We will use a subset of this dataset that is small enough to train our model on a free-tier GPU, yet rich enough for it to learn semantic details. It is downloaded as follows.

from datasets import load_dataset

# Download the 5000 stories from the 'train' split of TinyStories
dataset = load_dataset("roneneldan/TinyStories", split="train[:5000]")

Each row in the dataset is one complete story. Check out an example of one of them.

print(f"Example Story: \n\n{dataset[0]["text"]}")

"""
Example Story: 

One day, a little girl named Lily found a needle in her room. She knew it was difficult to play with it because it was sharp.
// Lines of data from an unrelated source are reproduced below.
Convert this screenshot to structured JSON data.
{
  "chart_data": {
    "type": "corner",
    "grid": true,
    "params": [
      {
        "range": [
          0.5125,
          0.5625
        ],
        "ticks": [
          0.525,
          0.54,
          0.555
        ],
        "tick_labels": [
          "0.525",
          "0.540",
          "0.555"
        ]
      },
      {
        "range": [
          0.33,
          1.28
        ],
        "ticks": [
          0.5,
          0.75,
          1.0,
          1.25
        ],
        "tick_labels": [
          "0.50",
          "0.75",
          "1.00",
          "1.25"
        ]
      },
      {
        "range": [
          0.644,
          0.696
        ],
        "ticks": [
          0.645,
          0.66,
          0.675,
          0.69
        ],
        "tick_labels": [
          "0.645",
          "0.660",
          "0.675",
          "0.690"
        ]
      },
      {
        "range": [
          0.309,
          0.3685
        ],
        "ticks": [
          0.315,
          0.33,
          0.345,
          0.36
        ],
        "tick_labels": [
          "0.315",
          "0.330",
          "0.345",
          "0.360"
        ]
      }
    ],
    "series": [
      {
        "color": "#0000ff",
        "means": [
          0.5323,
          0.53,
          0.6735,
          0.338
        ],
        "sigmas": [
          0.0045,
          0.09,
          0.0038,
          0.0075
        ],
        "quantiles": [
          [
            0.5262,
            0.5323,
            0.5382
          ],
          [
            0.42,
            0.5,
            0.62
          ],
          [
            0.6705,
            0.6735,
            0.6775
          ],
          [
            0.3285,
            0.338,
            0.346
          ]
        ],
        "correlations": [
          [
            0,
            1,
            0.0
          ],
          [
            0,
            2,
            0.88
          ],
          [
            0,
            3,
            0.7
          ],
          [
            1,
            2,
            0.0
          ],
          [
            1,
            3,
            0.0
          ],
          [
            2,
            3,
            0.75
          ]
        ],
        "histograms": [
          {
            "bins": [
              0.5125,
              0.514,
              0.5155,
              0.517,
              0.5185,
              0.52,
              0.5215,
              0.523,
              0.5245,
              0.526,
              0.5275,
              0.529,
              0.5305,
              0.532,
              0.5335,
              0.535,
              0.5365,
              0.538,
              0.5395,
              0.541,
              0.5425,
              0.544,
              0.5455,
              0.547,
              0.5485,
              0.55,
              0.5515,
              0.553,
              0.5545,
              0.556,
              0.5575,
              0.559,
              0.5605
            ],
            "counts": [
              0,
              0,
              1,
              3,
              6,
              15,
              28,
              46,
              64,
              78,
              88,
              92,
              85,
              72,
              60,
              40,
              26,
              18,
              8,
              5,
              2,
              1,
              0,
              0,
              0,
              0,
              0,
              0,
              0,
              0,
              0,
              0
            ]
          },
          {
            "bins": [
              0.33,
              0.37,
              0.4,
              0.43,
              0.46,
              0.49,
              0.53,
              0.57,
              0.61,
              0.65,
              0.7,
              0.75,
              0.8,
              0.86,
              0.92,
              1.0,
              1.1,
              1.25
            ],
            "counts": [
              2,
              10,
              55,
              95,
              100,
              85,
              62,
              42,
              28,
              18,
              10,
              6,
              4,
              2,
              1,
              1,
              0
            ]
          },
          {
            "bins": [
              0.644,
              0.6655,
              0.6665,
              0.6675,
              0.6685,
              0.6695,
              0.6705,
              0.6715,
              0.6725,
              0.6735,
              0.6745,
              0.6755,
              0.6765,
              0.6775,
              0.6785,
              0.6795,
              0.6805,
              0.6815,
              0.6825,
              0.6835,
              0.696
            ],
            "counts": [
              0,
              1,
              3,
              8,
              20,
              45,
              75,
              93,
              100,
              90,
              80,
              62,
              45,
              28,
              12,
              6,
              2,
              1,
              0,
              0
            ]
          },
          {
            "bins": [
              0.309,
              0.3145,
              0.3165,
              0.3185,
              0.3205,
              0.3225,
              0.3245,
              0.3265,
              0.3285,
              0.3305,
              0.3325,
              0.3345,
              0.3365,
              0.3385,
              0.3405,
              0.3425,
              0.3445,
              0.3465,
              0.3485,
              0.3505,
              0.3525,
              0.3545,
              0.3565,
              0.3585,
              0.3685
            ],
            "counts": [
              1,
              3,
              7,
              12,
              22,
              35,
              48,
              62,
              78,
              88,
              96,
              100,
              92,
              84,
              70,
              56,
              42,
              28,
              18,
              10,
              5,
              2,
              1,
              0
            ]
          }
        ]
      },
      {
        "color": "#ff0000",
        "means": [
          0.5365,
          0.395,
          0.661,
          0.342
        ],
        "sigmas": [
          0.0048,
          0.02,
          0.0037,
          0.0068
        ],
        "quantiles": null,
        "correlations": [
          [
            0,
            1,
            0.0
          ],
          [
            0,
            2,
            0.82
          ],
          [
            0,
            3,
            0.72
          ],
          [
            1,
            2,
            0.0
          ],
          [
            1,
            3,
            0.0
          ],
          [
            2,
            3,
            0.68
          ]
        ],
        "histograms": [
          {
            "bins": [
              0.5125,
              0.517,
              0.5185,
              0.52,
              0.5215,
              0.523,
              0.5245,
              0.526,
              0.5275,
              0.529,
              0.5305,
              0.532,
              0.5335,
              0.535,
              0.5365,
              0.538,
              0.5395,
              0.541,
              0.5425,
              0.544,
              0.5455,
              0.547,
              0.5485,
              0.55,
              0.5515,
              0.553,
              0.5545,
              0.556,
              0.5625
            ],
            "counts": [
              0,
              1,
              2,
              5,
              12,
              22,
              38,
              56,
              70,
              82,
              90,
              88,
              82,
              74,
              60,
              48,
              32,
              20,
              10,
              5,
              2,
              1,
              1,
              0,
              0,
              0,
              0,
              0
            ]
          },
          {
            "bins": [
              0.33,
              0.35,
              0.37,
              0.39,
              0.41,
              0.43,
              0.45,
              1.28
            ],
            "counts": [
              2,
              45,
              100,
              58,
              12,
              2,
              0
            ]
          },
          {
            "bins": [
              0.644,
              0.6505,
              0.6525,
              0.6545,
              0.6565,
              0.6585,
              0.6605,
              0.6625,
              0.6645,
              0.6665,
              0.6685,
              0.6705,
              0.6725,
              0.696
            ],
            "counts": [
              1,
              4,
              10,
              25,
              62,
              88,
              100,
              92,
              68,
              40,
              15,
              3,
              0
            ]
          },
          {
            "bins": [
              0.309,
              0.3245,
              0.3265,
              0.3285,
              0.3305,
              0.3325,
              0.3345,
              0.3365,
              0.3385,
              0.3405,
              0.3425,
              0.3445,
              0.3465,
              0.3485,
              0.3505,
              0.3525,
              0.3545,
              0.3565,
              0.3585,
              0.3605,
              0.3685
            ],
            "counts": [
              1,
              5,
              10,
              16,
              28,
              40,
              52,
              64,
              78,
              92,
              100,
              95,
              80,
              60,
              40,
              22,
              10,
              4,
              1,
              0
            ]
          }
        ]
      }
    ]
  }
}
Lily wanted to share the needle with her mom, so she could sew a button on her shirt.
Lily went to her mom and said, "Mom, I found this needle. Can you share it with me and sew my shirt?" Her mom smiled and said, "Yes, Lily, we can share the needle and fix your shirt."
Together, they shared the needle and sewed the button on Lily's shirt. It was not difficult for them because they were sharing and helping each other. After they finished, Lily thanked her mom for sharing the needle and fixing her shirt. They both felt happy because they had shared and worked together.
"""

We pre-process this dataset of stories by:

  • Tokenizing each story (converting sub-words into token IDs)

  • Joining them into a single list of token IDs

  • Inserting an EOS token between stories to help the model learn the boundaries between different stories

def clean_and_tokenize(dataset):
    token_ids = []

    for text in dataset["text"]:
        # Remove leading/trailing whitespace from each story
        story = text.strip()

        # Skip empty entries
        if not story:
            continue

        # Encode the story into token IDs and append to the sequence
        token_ids.extend(encode(story))

        # Add an EOS token to separate stories
        token_ids.append(EOS_ID)

    return token_ids
print("Preprocessing dataset...")

token_ids = clean_and_tokenize(dataset)

print(f"Total training tokens: {len(token_ids):,}")
# Total training tokens: 1,033,087

If you’ve previously trained an autoregressive LLM from scratch, you must be familiar with the standard approach of shifting the input sequence by one token and using it as the target during training.

Diffusion LLMs aren’t trained this way.

Instead of next-token prediction, they use fixed-length, probabilistically masked sequences, and the model is trained to predict the original clean input from these masked versions.